2018—Mule’s Ears

It’s late spring in the Blue Mountains of Oregon and it is beautiful.  I’m here to photograph Great Gray Owls but they are elusive creatures.  And, so far, despite having a Forest Service map that indicates possible nest sites and despite walking more than seven miles in a day and a half on dirt roads, dusty trails, and across wildflower covered meadows in search of some of the possible thirty nest platforms installed by the Forest Service and the owls that might be using them, we have come up empty.  We have discovered four out of thirty nest platforms in the area, only three intact, and those were empty.  Discovering the nest platforms on Saturday after finding nothing on Friday has inspired us.  The only other evidence we have found so far is a fallen stump with remnants of an owl nest some years in the past, and a single feather from an owl branchling —a branchling is what young owls are called when they leave the nest but have  not yet fledged.

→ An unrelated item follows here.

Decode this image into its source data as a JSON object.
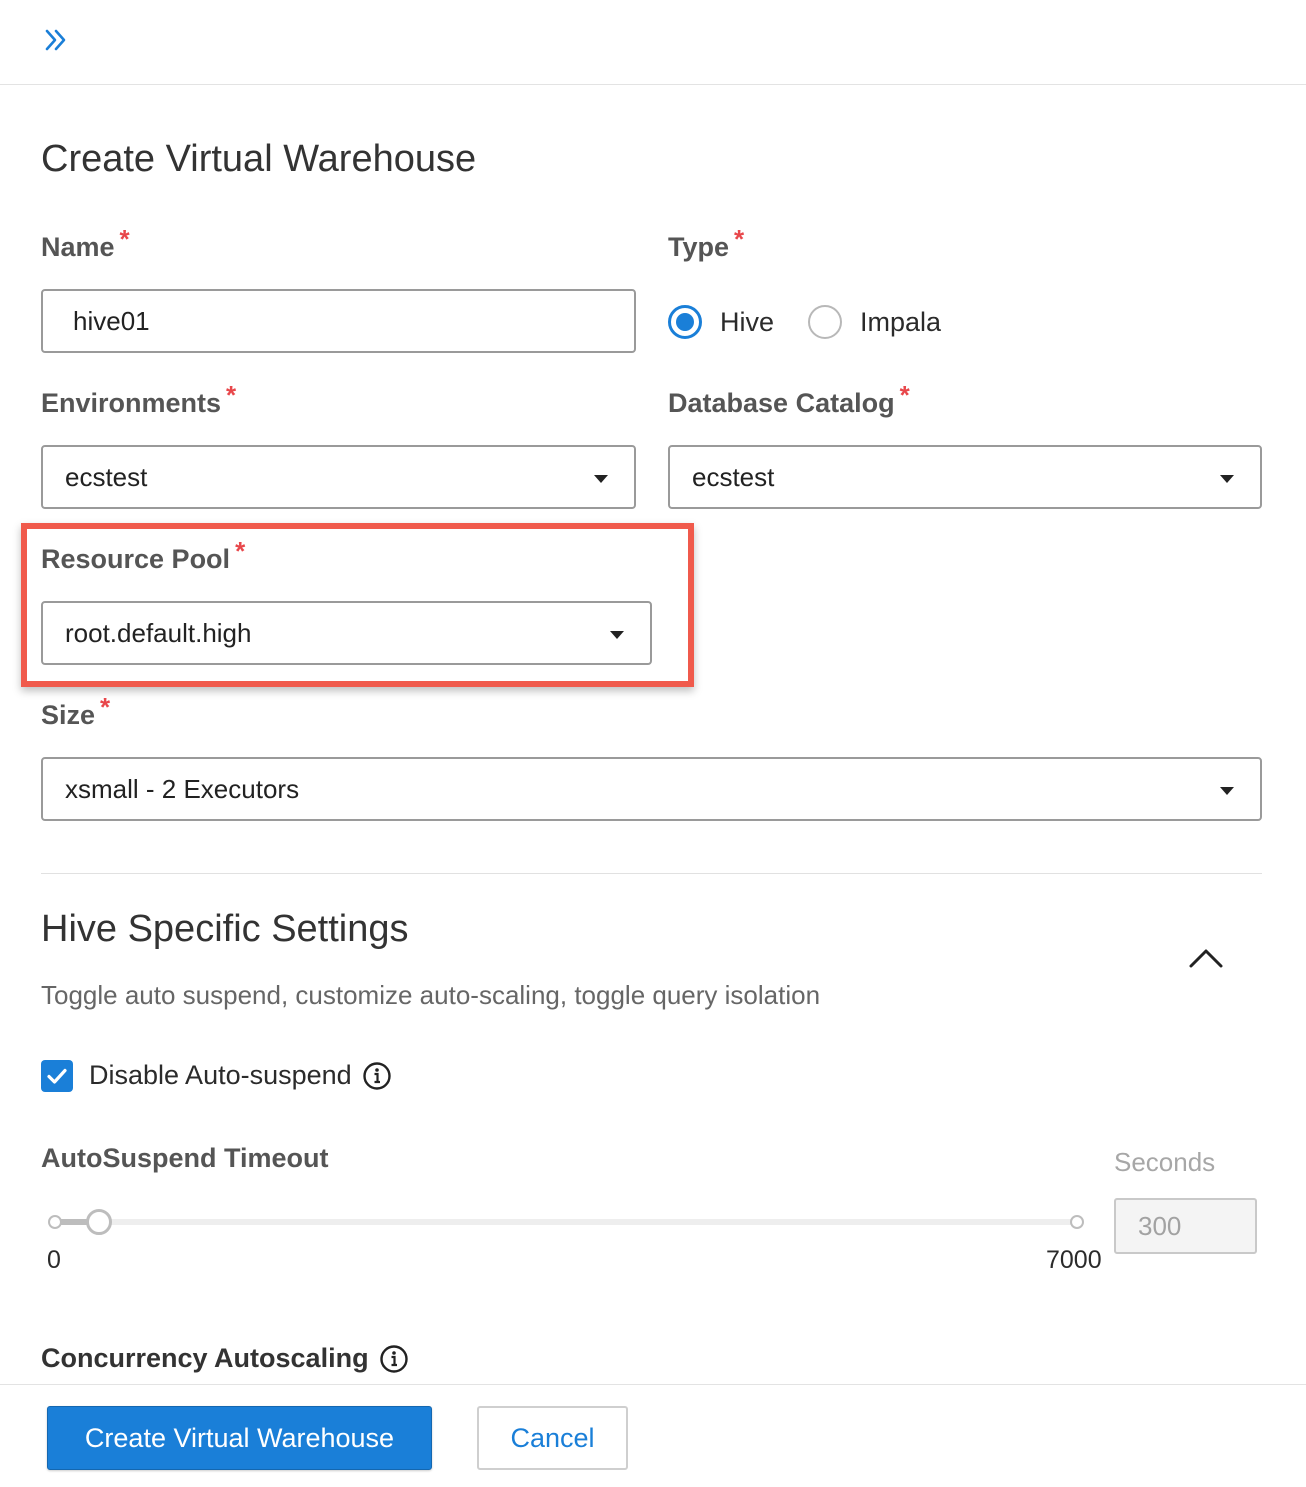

Although we haven’t seen, let alone photographed, any Great Gray Owls, we are enthused about our mission and awestruck by the beauty and serenity of this place.  Wildflowers are sprinkled across the meadows and birds sing surrounding us with their melodies.  Columbine, wild rose, blue and yellow lupine, larkspur, yarrow, and mule’s ears are everywhere.  After about five hours criss-crossing meadows and forests in search of the owls, we decided to go to breakfast.  We’d been at it since 4AM and needed a break.  But, we decided we couldn’t leave without taking some photographs so instead of going to breakfast right away, we spent another hour photographing the Mule’s Ears. I used my 10.5 mm fisheye with my Nikon D500 for a different perspective on these rather ordinary, daisy-like flowers.